In the goods account, export receipts are projected to rise
to $58.26 billion in 2026 from $54.59 billion in 2025, driven by stronger oil
and non-oil exports. Oil export earnings are expected to improve on the back of
higher domestic crude oil production, supported by improved security around oil
facilities and sustained investments in the sector. In addition, the
commencement of petroleum products exports in 2025 is expected to further lift
export earnings.
For non-oil exports, the CBN said sustained growth in
agricultural commodity and fertilizer exports is expected to boost receipts.
The recently launched National Export Trading Company, aimed at addressing
persistent gaps in the export value chain, as well as the National Intellectual
Property Policy designed to support creative exports, are expected to further
strengthen non-oil export performance.
Imports are projected to increase to $43.27 billion in 2026
from $39.92 billion in 2025, reflecting anticipated higher demand for capital
goods and intermediate inputs as economic activity strengthens.
The services account deficit is expected to widen to $13.68
billion in 2026 from $12.80 billion in 2025, driven by higher payments for
business and transport services. The rise in business services payments
reflects Nigeria’s increasing demand for research and development services,
while payments for transport services are expected to rise in line with higher
freight charges associated with increased imports of non-oil merchandise.

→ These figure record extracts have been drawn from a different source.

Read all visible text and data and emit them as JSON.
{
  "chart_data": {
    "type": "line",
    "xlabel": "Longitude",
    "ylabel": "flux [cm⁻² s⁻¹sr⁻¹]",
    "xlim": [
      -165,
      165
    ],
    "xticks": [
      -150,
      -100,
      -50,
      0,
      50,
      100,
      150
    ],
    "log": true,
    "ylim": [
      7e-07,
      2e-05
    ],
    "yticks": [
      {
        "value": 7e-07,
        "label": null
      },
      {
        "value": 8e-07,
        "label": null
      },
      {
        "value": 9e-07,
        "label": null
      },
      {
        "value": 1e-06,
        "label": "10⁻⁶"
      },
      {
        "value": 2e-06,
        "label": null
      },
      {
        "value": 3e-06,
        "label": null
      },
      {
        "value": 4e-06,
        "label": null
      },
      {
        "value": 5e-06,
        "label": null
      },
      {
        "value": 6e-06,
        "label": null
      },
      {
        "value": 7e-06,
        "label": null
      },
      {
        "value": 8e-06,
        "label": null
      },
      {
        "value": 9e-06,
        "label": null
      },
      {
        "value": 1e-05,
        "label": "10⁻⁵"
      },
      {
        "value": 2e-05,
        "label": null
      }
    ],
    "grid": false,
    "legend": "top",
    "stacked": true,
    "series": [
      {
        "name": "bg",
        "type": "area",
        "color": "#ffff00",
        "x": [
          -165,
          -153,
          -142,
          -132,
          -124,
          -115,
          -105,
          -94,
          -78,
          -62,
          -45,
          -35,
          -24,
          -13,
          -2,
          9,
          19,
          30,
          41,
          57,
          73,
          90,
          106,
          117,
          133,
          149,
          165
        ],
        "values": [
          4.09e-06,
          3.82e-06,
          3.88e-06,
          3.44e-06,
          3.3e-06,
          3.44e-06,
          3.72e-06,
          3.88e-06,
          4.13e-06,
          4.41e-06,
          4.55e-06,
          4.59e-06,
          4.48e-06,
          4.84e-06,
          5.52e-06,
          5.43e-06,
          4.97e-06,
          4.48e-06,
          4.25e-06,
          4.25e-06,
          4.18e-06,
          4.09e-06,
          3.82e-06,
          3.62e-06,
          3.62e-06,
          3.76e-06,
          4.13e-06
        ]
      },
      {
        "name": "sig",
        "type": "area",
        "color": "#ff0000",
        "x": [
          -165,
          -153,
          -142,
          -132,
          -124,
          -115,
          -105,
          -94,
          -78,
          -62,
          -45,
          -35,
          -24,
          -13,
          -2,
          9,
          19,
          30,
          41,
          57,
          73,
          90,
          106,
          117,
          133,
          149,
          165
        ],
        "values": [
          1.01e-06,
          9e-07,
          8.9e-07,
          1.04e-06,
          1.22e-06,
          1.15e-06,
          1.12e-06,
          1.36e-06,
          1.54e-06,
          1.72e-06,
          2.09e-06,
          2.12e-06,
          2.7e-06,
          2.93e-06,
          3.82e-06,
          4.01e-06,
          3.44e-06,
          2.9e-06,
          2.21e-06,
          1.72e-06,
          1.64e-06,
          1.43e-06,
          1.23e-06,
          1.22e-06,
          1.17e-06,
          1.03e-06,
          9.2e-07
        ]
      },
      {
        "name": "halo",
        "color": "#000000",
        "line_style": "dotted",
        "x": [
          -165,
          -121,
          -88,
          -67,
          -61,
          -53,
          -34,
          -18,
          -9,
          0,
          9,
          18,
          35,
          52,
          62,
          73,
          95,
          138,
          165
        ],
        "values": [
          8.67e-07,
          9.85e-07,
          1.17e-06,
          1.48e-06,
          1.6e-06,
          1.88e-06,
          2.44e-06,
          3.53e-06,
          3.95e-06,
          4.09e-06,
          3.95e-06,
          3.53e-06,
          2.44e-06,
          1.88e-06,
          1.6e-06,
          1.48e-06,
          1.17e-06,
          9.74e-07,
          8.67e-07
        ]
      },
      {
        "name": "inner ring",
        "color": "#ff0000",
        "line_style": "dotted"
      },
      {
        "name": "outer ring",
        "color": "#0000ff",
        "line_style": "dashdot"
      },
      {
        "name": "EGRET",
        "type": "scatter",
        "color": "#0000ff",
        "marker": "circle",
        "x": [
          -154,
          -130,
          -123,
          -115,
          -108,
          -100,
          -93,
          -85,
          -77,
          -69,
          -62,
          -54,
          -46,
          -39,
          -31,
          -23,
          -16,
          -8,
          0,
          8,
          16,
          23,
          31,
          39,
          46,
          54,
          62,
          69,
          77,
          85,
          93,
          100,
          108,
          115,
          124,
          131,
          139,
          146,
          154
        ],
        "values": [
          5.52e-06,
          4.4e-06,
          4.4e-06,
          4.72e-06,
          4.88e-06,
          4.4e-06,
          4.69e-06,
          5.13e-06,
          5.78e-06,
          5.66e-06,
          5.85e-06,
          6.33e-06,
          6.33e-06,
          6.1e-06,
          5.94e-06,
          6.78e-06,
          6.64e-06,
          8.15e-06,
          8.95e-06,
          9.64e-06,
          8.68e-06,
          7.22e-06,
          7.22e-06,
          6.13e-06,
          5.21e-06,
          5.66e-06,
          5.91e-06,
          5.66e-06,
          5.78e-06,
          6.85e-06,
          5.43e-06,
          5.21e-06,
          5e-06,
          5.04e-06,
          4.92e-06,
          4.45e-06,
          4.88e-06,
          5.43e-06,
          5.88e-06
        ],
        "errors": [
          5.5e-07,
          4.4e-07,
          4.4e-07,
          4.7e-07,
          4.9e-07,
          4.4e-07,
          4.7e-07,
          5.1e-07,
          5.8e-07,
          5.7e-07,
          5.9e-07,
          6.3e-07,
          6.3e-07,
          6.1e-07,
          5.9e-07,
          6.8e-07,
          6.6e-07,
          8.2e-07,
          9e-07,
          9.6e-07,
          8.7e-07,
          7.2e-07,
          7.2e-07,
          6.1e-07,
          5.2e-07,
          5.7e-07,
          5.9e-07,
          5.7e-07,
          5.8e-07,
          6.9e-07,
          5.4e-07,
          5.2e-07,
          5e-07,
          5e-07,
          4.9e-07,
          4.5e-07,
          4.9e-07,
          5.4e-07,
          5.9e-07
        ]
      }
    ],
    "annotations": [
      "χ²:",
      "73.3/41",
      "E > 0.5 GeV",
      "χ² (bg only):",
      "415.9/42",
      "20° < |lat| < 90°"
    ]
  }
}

The primary income account is projected to remain in deficit
at $8.62 billion, due to higher investment income payments to non-resident
investors, as relatively attractive yields continue to attract foreign
portfolio inflows.
Meanwhile, the positive performance of the secondary income
account is expected to be sustained in 2026, with a projected surplus of $26.13
billion compared with $23.82 billion in 2025. This projection is based on
anticipated growth in diaspora remittances through formal channels, as well as
higher inflows of general transfers, particularly those linked to preparations
for national elections.
The financial account is expected to remain in a net
borrowing position of $10.15 billion, reflecting higher portfolio inflows and
new external borrowings by the government, the CBN added.